To be honest, I have never considered myself to be a “blogger” but here I am blogging! And to be even more honest, at times I have thougth that blogging was a little annoying, but I am going to do it anywaysJ. The reason for this blog was initially going to be, in letter form, for family and friends to keep up with how my mom is doing through this season of her life in order to ease the pressure on her to answer calls, emails and facebook messages on how she is doing. I never understood why people would blog about such a personal thing but I can now look you in the eye and say I completely understand it. It’s a way of processing what is going on, a way to share with others the reality of where we are all at, and ultimately, my hope is that this blog will reveal the hand of God in a difficult season. He doesn’t always show up how we think He will but I am trusting that His heart towards us will be evident, His Sovereignty over our lives will be real, and that something new and true will be revealed about Him to anyone who reads this…. Even if we only have one followerJ. And in the end, I am doing it out of obedienceJ. So, with that being said, how is she doing?

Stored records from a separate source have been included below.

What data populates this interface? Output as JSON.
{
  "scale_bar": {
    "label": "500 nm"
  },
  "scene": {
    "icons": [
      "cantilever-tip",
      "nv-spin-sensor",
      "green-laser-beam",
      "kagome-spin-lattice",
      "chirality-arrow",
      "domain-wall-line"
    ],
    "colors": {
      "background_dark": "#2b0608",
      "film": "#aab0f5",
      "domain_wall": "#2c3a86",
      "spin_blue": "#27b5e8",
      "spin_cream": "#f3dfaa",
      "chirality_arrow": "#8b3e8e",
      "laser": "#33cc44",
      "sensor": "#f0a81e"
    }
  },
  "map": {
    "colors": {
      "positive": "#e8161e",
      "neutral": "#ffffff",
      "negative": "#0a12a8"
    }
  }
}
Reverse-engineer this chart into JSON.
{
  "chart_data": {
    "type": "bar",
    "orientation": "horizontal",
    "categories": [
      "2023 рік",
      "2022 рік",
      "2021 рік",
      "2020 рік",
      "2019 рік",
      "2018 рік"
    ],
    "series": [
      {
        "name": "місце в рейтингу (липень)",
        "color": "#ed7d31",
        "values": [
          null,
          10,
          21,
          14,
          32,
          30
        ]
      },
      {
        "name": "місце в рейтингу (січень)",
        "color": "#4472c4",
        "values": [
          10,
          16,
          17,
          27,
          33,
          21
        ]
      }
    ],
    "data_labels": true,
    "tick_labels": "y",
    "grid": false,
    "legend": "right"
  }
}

For those who do not know, within the last month or so my Mom has been diagnosed with breast cancer. Cancer seems to pop up in, what I now like to call, “mini-events” from diagnosis to remission. Events are anticipated moments or expected occasions—although the initial diagnosis (more like an Oscar Awards sized event, rather than the mini ones that are to come)was not expected by most of us, I think my Mom can attest to the fact that something in her knew what the doctor was about to say. Afterwards she explained that she just knew. And although her heart was somewhat prepared, I can only imagine what the first night’s sleep was like—at the end of the day, when visitors are gone and you are left alone with yourself, that is when the reality of how you are doing hits you like a ton of bricks. As her daughter, I often stop and think about what lies ahead—I think my Mom feels the same, however I can admit that most days she seems to be doing better than meJ. Although waves of raw emotion come and go, my Mom seems to laugh and smile often, despite what lies ahead. There is a peace and grace about her that I have never seen. Similarly, my sister oozes a strength about her even through tears—her authenticity is beautiful and I admire it. Therefore, after this first “event”, we wait on God through all the “mini-events” to come (my favorite so far was wig shopping…more on that in the next blogJ…look at me now, blogging away! Ha!). In the Bible it says that when we wait and hope in the Lord, our strength will be renewed and we will soar up on wings like eagle’s, we will run and not grow weary , we will walk and not be faint (Isaiah 40:31). It also says that IN ALL THINGS God works for the good of those who love him (Romans 8:28) (a verse my sister and I both got from God for this season).
So, we stand on this…we wait, we trust, we anticipate Father’s hand to be upon us in this time, we magnify Him above our circumstances, we climb His mountain to get His perspective, His vision, and we use His Word as our weapon! So…..here we go J! Thank-you deeply Jesus for your grace, your peace that transcends all understanding and for your comfort! We trust you!